Once it’s fully seated inside me, I shift my hips to feel it lightly grazing my prostate. I groan into Jensen’s neck.
“I’m so fucked,” I mumble, making him laugh. He strokes his hands up and down my back.
“You know you don’t have to wear it for the show if you don’t want to. You can always tell me no.”
I pull back and look into his eyes. “You’re sweet to say that, but trust me, I’d tell you no if I wanted to. You realize I’m a stubborn shithead, right?”
He gives me one of his signature crooked smiles. “Good. I want you to always tell me when you don’t like something. And tell other people the same. Don’t let anyone walk all over you.”
My eyes narrow as I lean in. “Stop talking like you won’t be around to protect me. I’m not worried about anything when I’m with you.”
His arms wrap me tightly against his body, and he breathes into my neck. He doesn’t respond, and it makes me a little unsettled. Jensen might be an enigma to me still, but it’s the subtle darkness hidden deep inside that scares me most of all. But I’m convinced that if I hold him tight enough and love him hard enough, I can scare all that darkness away.
It’s at the end of a long instrumental bridge when I first curse Jensen in my mind.

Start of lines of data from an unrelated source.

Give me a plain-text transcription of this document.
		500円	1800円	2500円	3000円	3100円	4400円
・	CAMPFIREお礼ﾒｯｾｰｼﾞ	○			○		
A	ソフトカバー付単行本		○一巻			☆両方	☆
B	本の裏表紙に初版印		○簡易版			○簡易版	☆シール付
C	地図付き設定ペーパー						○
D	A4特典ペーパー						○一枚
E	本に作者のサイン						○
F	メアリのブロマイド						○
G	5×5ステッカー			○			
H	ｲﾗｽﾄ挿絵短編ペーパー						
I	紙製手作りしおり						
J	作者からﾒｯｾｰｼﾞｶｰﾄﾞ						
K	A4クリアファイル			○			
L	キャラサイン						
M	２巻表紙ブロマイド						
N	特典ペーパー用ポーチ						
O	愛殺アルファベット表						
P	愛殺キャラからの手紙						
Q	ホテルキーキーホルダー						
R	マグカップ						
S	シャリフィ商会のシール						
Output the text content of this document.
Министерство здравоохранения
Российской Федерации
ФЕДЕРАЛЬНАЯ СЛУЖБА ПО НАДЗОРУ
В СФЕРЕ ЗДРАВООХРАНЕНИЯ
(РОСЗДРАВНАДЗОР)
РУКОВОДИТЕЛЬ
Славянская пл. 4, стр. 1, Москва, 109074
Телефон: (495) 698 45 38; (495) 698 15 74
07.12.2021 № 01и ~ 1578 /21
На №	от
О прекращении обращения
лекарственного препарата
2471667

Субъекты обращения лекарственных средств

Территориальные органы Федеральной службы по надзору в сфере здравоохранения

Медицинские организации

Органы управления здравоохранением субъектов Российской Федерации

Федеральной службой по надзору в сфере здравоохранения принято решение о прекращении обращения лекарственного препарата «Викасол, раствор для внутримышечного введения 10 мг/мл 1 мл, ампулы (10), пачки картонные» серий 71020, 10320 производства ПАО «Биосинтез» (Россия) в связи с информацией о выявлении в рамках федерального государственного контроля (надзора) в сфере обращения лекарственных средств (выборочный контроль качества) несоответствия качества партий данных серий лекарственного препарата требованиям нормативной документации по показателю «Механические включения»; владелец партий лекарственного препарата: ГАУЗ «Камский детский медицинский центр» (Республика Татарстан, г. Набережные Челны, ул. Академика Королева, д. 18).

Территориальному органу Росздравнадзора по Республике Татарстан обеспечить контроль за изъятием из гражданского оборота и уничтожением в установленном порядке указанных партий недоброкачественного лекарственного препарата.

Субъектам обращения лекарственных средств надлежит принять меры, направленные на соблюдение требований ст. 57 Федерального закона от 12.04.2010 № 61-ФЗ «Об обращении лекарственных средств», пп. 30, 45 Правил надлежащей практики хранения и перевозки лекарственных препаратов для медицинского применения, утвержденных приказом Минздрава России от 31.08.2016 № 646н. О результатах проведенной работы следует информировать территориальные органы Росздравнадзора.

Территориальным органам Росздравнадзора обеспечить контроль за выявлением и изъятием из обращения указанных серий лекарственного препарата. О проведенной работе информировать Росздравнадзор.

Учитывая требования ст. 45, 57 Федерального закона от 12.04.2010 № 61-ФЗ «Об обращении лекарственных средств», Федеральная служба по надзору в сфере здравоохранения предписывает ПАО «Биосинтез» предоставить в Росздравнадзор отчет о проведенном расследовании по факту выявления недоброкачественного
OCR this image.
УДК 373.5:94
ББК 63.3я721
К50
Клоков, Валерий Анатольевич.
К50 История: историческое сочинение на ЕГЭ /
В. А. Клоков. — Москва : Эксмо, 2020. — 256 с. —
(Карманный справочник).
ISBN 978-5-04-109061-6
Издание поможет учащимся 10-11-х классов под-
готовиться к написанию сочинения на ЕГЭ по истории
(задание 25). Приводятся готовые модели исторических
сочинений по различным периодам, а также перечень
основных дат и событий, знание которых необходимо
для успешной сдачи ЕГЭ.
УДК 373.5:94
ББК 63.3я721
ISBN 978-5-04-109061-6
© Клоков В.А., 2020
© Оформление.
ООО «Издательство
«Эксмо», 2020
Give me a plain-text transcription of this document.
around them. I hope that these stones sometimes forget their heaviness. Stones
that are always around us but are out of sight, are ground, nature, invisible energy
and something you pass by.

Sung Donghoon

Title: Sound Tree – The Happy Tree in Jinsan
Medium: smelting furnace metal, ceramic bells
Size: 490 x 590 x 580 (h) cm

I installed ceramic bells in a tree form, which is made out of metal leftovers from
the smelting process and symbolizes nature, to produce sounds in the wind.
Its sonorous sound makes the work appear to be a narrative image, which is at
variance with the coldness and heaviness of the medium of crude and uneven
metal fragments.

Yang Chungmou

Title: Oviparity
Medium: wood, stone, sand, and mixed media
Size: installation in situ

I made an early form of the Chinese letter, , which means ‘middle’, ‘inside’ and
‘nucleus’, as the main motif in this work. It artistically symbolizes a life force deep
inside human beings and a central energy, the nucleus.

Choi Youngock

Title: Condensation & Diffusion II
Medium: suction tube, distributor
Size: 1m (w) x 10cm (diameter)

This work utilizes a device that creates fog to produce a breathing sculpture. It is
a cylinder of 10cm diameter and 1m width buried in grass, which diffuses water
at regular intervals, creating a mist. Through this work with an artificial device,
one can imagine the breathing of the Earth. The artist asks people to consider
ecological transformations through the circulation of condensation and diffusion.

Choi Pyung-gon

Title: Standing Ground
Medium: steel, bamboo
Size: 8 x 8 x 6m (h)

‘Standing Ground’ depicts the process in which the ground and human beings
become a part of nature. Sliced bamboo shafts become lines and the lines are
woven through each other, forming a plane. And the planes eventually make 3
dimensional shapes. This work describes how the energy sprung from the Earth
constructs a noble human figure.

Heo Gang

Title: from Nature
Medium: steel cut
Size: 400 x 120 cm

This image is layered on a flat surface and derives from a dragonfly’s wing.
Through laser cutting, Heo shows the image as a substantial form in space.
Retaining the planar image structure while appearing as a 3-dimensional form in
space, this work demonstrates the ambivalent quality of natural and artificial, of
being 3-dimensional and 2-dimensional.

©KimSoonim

For a while, I almost forgot the plug was there, but once I started moving around onstage and playing harder, I was reminded.
Oh, there it is.
Now, I just have to pray that no one can see the hard evidence in front of my jeans. Fans might be thinking, “Wow, Theo Virgilreallylikes to play guitar.”
And they’d be right. But it’s mostly the prostate-teasing plug in my ass that has me smiling more than normal, hiding my erection behind the microphone stand, and running backstage at odd times in the show to adjust myself.
I made sure to find Jensen’s seat before the show started this time so I could look out at the crowd and spot his smiling face—that smug bastard. I even grin down at him during his favorite song. On the next number, I do a little pelvic thrust move that drives the girls crazy. I hold hard eye contact with him for that part, and he narrows his eyes at me as I do.
But this instrumental bridge…this might be the death of me. It’s the first time I’ve ever genuinely worried about coming in my pants onstage in front of a few thousand people. At least I manage to play the chords correctly. That’s a new skill I didn’t know I had—playing the guitar while on the brink of an orgasm.
The toy isn’t the only reason tonight is different. I told Jensen I had a little something planned for him. And I’m slightly nervous about how it’s going to go.
After the wild song and the instrumental bridge from hell, I decide to slow things down. My band all head backstage for a break, and one of the crew members brings me out a stool.
With my guitar on my lap, I sit on the stool and bring the microphone to my lips. Gazing out at the crowd, there is nothing quite like this feeling. Just me, alone, in front of twenty thousand people.
And yet, it’s still somehow intimate.
I glance down at Jensen’s section and notice him checking his watch. Nine forty-five on the dot. Then he looks up at me with a tilt of his head and a quizzical look on his face.
I strum a new melody softly on my guitar. “I’m doing something a little different tonight,” I say into the microphone. I tug my earpiece from my ear, and it’s so quiet in the arena that I can hear my guitar playing on my lap.
“I don’t know if my record label is going to like this, but I’m going rogue,” I say, and some of the crowd cheers.
“You see…I wrote this song just a couple weeks ago,” I say, and they cheer again.
My hands are shaking, and for the first time, I’m nervous. It has nothing to do with the stage or the crowd, but rather, one person in it. And what I’m about to say.
Here goes nothing.
“Y’all know that stage of a relationship, when things are new, and you can’t get enough of the other person, and they just make you so fucking happy?”
I brave a glance up and find Jensen in the crowd. He’s watching me intently, the expression on his face serious.
“Y’all know that moment when you realize…that you’re in love with the other person. And that moment just feels like…magic.”
The crowd loses their minds, but my gaze doesn’t waver from him. I can see the moisture in his eyes, even from here. Then he gives me a subtle head nod, and I know he feels the same.
“Well, this song…is about that. This is for you. You know who you are.”